2. El mismo papa que condena en todos los casos la pena de muerte, ¿cómo puede manifestar tanto respeto y consideración por quien llevó millares de inocentes al paredón?


3. Abundan por estos días los diablos haciendo hostias: Raúl Castro, todo el tiempo. El gobierno cubano, que paga los gastos de la jerarquía colaboracionista y de la visita papal. El embalsamado patriarca que abraza al vicario de Cristo. El fletado cardenal-arzobispo de La Habana, Ortega, que niega la existencia de presos políticos en Cuba, rechaza a las heroicas Damas de Blanco (“En ellas hay de todo”, dice), y no permite la visita de los disidentes al pontífice, ni protesta por la detención de centenares de ellos durante los días previos a la visita papal. La piadosa carta de las Farc al papa. El título de Voz Proletaria: “El Papa ora por la paz en Colombia”...


4. Nos han dicho que la jurisdicción de paz podrá imponer penas de cinco a ocho años a quienes confiesen crímenes atroces, o hasta de veinte a los que no lo hagan o tarden en reconocerlos. Pero basta con leer el flamante “acuerdo” para percatarse de que ninguno de las Farc tendrá que defenderse ante esos jueces (escogidos, además, entre ellos y Santos), porque lo primero que está previsto es amnistía e indulto para los integrantes de esa guerrilla, y porque todos sus delitos, empezando por el narcotráfico, serán considerados “conexos” con los de tipo político. Entonces esa pomposa, extravagante y antijurídica jurisdicción estará dedicada a la persecución de quienes se opusieron a la subversión, sometidos a la vindicta pública por la “comisión de la verdad”, dentro de parámetros estalinistas clásicos.
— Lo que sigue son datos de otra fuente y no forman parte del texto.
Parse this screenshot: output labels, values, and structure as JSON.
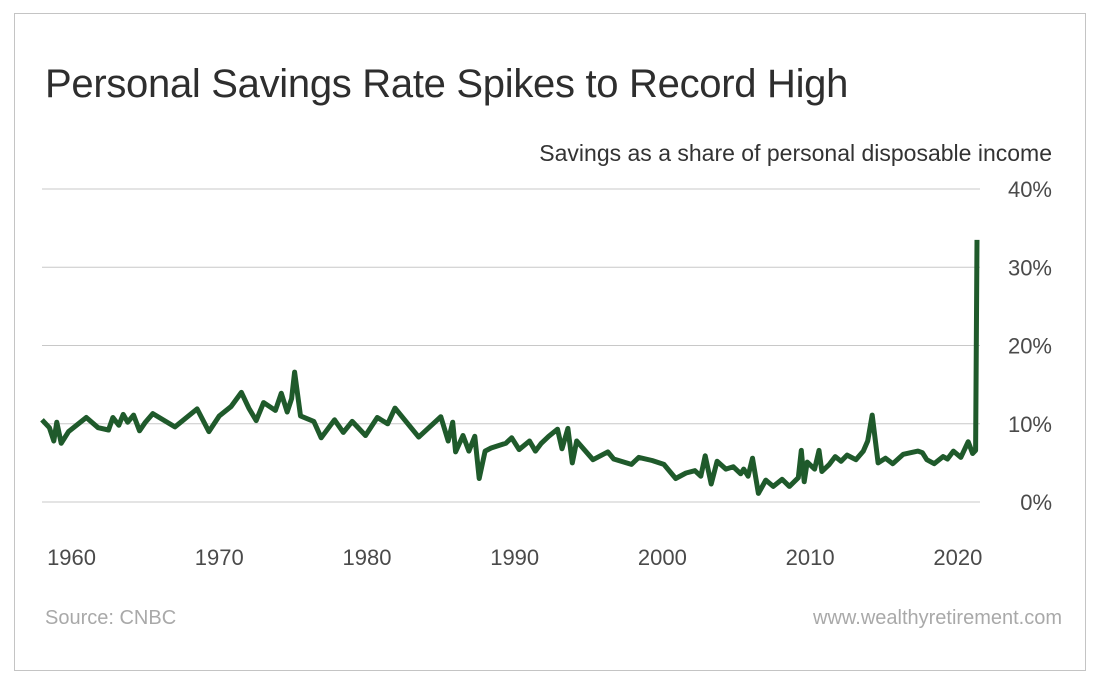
{
  "chart_data": {
    "type": "line",
    "title": "Personal Savings Rate Spikes to Record High",
    "subtitle": "Savings as a share of personal disposable income",
    "xlabel": "",
    "ylabel": "Savings as a share of personal disposable income",
    "xlim": [
      1958,
      2021.5
    ],
    "ylim": [
      0,
      40
    ],
    "x_ticks": [
      1960,
      1970,
      1980,
      1990,
      2000,
      2010,
      2020
    ],
    "x_tick_labels": [
      "1960",
      "1970",
      "1980",
      "1990",
      "2000",
      "2010",
      "2020"
    ],
    "y_ticks": [
      0,
      10,
      20,
      30,
      40
    ],
    "y_tick_labels": [
      "0%",
      "10%",
      "20%",
      "30%",
      "40%"
    ],
    "grid": true,
    "series": [
      {
        "name": "Personal savings rate",
        "color": "#1f5a2b",
        "x": [
          1958.0,
          1958.5,
          1958.8,
          1959.0,
          1959.3,
          1959.8,
          1961.0,
          1961.8,
          1962.5,
          1962.8,
          1963.2,
          1963.5,
          1963.8,
          1964.2,
          1964.6,
          1965.0,
          1965.5,
          1967.0,
          1968.5,
          1969.3,
          1970.0,
          1970.8,
          1971.5,
          1972.0,
          1972.5,
          1973.0,
          1973.8,
          1974.2,
          1974.6,
          1974.9,
          1975.1,
          1975.5,
          1976.4,
          1976.9,
          1977.8,
          1978.4,
          1979.0,
          1979.9,
          1980.7,
          1981.4,
          1981.9,
          1983.5,
          1985.0,
          1985.5,
          1985.8,
          1986.0,
          1986.5,
          1986.9,
          1987.3,
          1987.6,
          1988.0,
          1988.4,
          1989.4,
          1989.8,
          1990.3,
          1991.0,
          1991.4,
          1991.8,
          1992.3,
          1992.9,
          1993.2,
          1993.6,
          1993.9,
          1994.2,
          1995.3,
          1996.3,
          1996.7,
          1997.9,
          1998.4,
          1999.3,
          2000.1,
          2000.9,
          2001.6,
          2002.2,
          2002.6,
          2002.9,
          2003.3,
          2003.7,
          2004.3,
          2004.8,
          2005.3,
          2005.5,
          2005.8,
          2006.1,
          2006.5,
          2007.0,
          2007.5,
          2008.1,
          2008.6,
          2009.2,
          2009.4,
          2009.6,
          2009.8,
          2010.3,
          2010.6,
          2010.8,
          2011.3,
          2011.7,
          2012.1,
          2012.5,
          2013.1,
          2013.6,
          2013.9,
          2014.2,
          2014.6,
          2015.1,
          2015.6,
          2016.3,
          2017.3,
          2017.6,
          2017.9,
          2018.4,
          2019.0,
          2019.3,
          2019.7,
          2020.2,
          2020.7,
          2021.0,
          2021.2
        ],
        "values": [
          10.5,
          9.5,
          7.8,
          10.2,
          7.5,
          9.0,
          10.8,
          9.5,
          9.2,
          10.8,
          9.8,
          11.2,
          10.2,
          11.1,
          9.1,
          10.2,
          11.3,
          9.6,
          11.9,
          9.0,
          11.0,
          12.2,
          14.0,
          12.0,
          10.4,
          12.7,
          11.7,
          13.9,
          11.5,
          13.2,
          16.6,
          11.0,
          10.3,
          8.2,
          10.5,
          8.9,
          10.3,
          8.5,
          10.8,
          10.0,
          12.0,
          8.3,
          10.9,
          7.8,
          10.2,
          6.4,
          8.5,
          6.5,
          8.4,
          3.0,
          6.5,
          6.9,
          7.5,
          8.2,
          6.7,
          7.8,
          6.5,
          7.5,
          8.4,
          9.3,
          6.8,
          9.4,
          5.0,
          7.8,
          5.4,
          6.4,
          5.5,
          4.8,
          5.7,
          5.3,
          4.8,
          3.0,
          3.7,
          4.0,
          3.3,
          5.9,
          2.3,
          5.2,
          4.2,
          4.5,
          3.6,
          4.2,
          3.3,
          5.6,
          1.1,
          2.8,
          2.0,
          2.9,
          2.0,
          3.1,
          6.6,
          2.6,
          5.1,
          4.2,
          6.6,
          3.9,
          4.8,
          5.8,
          5.2,
          6.0,
          5.4,
          6.5,
          7.8,
          11.1,
          5.0,
          5.6,
          4.9,
          6.1,
          6.5,
          6.3,
          5.4,
          4.9,
          5.8,
          5.5,
          6.5,
          5.7,
          7.7,
          6.2,
          6.6
        ]
      }
    ],
    "annotations": [],
    "line_tip": {
      "x": 2021.3,
      "value": 33.5
    }
  },
  "footer": {
    "source": "Source: CNBC",
    "website": "www.wealthyretirement.com"
  }
}
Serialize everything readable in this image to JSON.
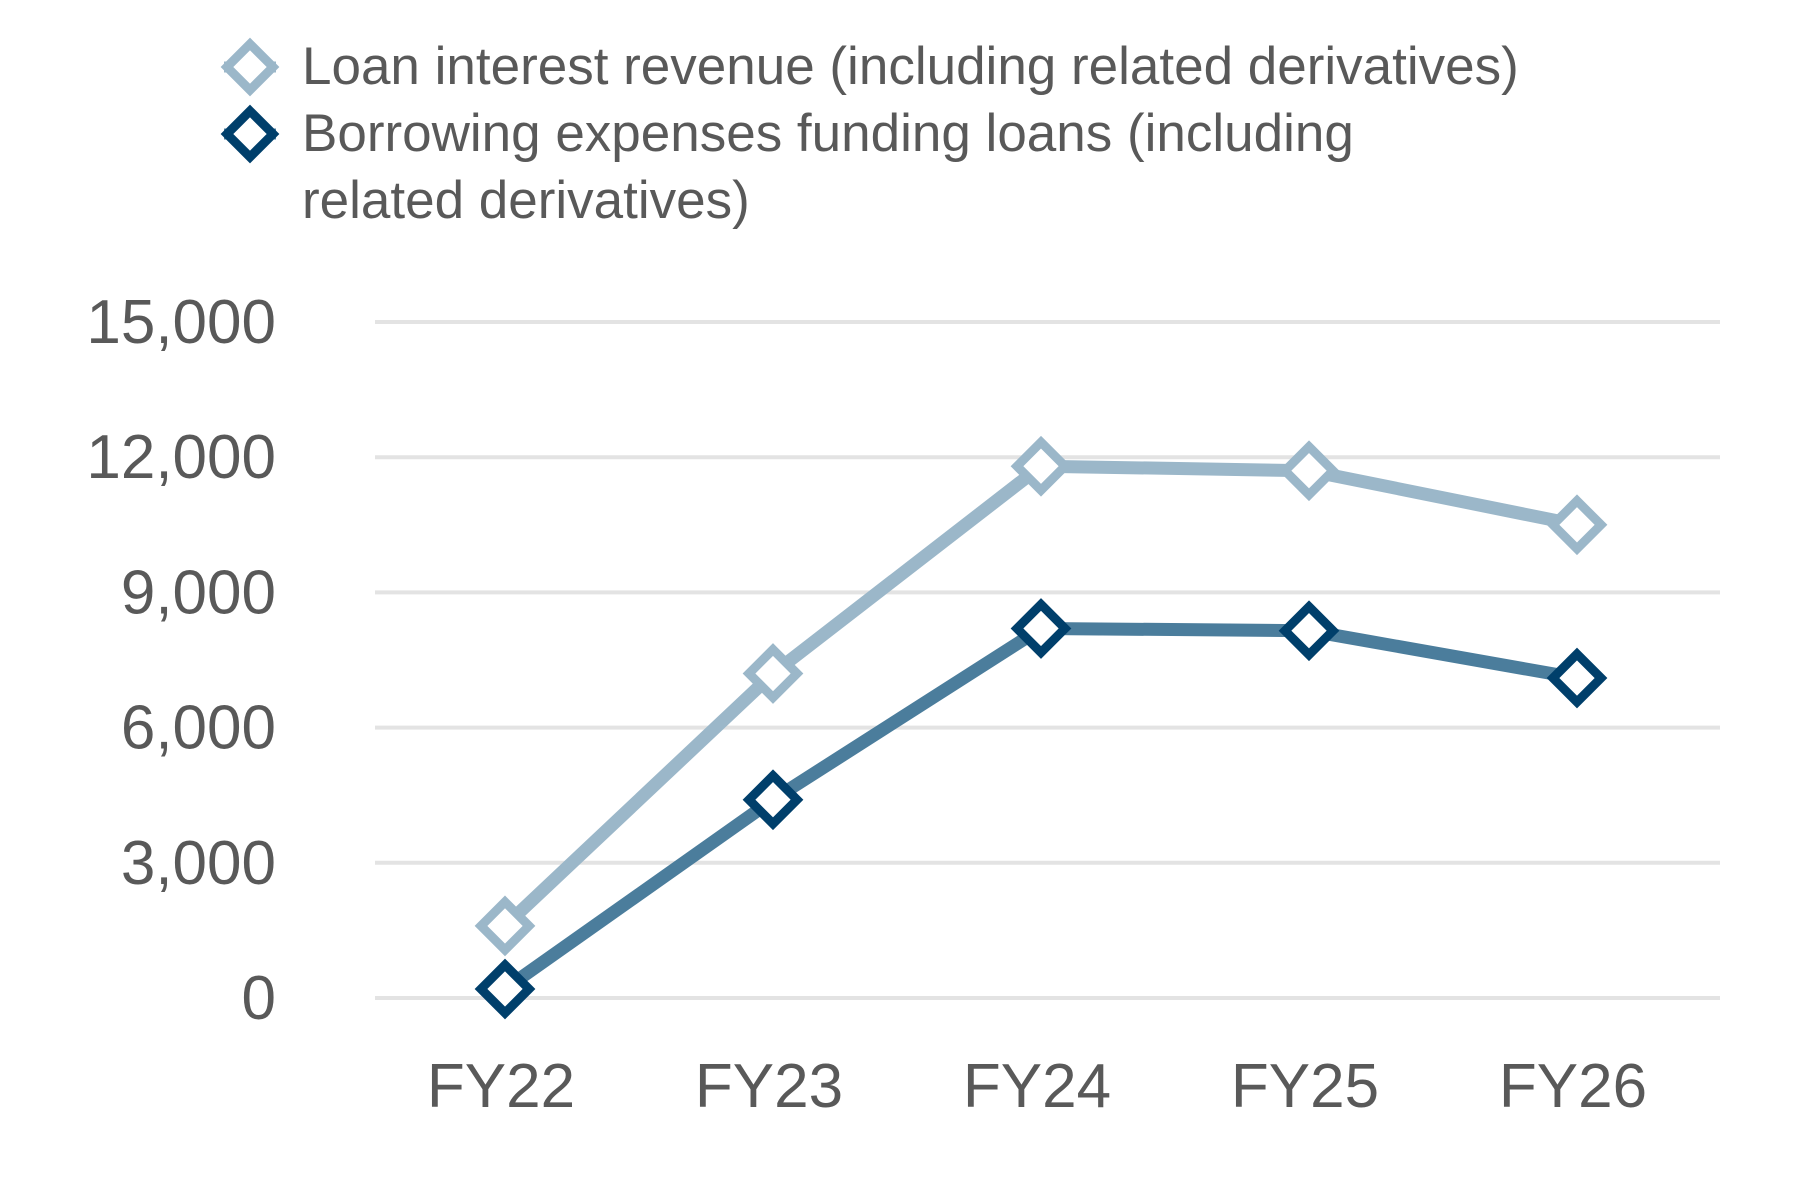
{
  "chart_data": {
    "type": "line",
    "title": "",
    "xlabel": "",
    "ylabel": "",
    "categories": [
      "FY22",
      "FY23",
      "FY24",
      "FY25",
      "FY26"
    ],
    "ylim": [
      0,
      15000
    ],
    "yticks": [
      0,
      3000,
      6000,
      9000,
      12000,
      15000
    ],
    "ytick_labels": [
      "0",
      "3,000",
      "6,000",
      "9,000",
      "12,000",
      "15,000"
    ],
    "grid": true,
    "legend_position": "top",
    "series": [
      {
        "name": "Loan interest revenue (including related derivatives)",
        "name_lines": [
          "Loan interest revenue (including related derivatives)"
        ],
        "values": [
          1600,
          7200,
          11800,
          11700,
          10500
        ],
        "line_color": "#9bb7c9",
        "marker_color": "#9bb7c9",
        "marker": "diamond-open"
      },
      {
        "name": "Borrowing expenses funding loans (including related derivatives)",
        "name_lines": [
          "Borrowing expenses funding loans (including",
          "related derivatives)"
        ],
        "values": [
          200,
          4400,
          8200,
          8150,
          7100
        ],
        "line_color": "#4b7d9c",
        "marker_color": "#003f6b",
        "marker": "diamond-open"
      }
    ],
    "gridline_color": "#e3e3e3",
    "text_color": "#595959"
  }
}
5. El delito sí paga: Protección de sus rendimientos, conservación de las armas. Total impunidad. Zonas de Reserva Campesina. Tolerancia de cultivos ilícitos. Circunscripciones electorales especiales, etc., en un país donde los demás están expuestos a tres años de cárcel si se roban una gallina…


6. Después de oír los ditirambos de Mr. Aronson, enviado de Obama para los diálogos de La Habana (!!!) y de ver el delirante entusiasmo del secretario de la Conferencia Episcopal Colombiana en relación con este  “acuerdo”, ¿cómo se puede defender a Colombia contra el Vaticano y la Casa Blanca?


7. No olvidemos que se acaba de convenir entre ambas “altas partes” implementar los acuerdos, dejando la refrendación para más tarde (si es que la hay), sobre hechos cumplidos y frente a un adversario que conservará bien escondidas las armas.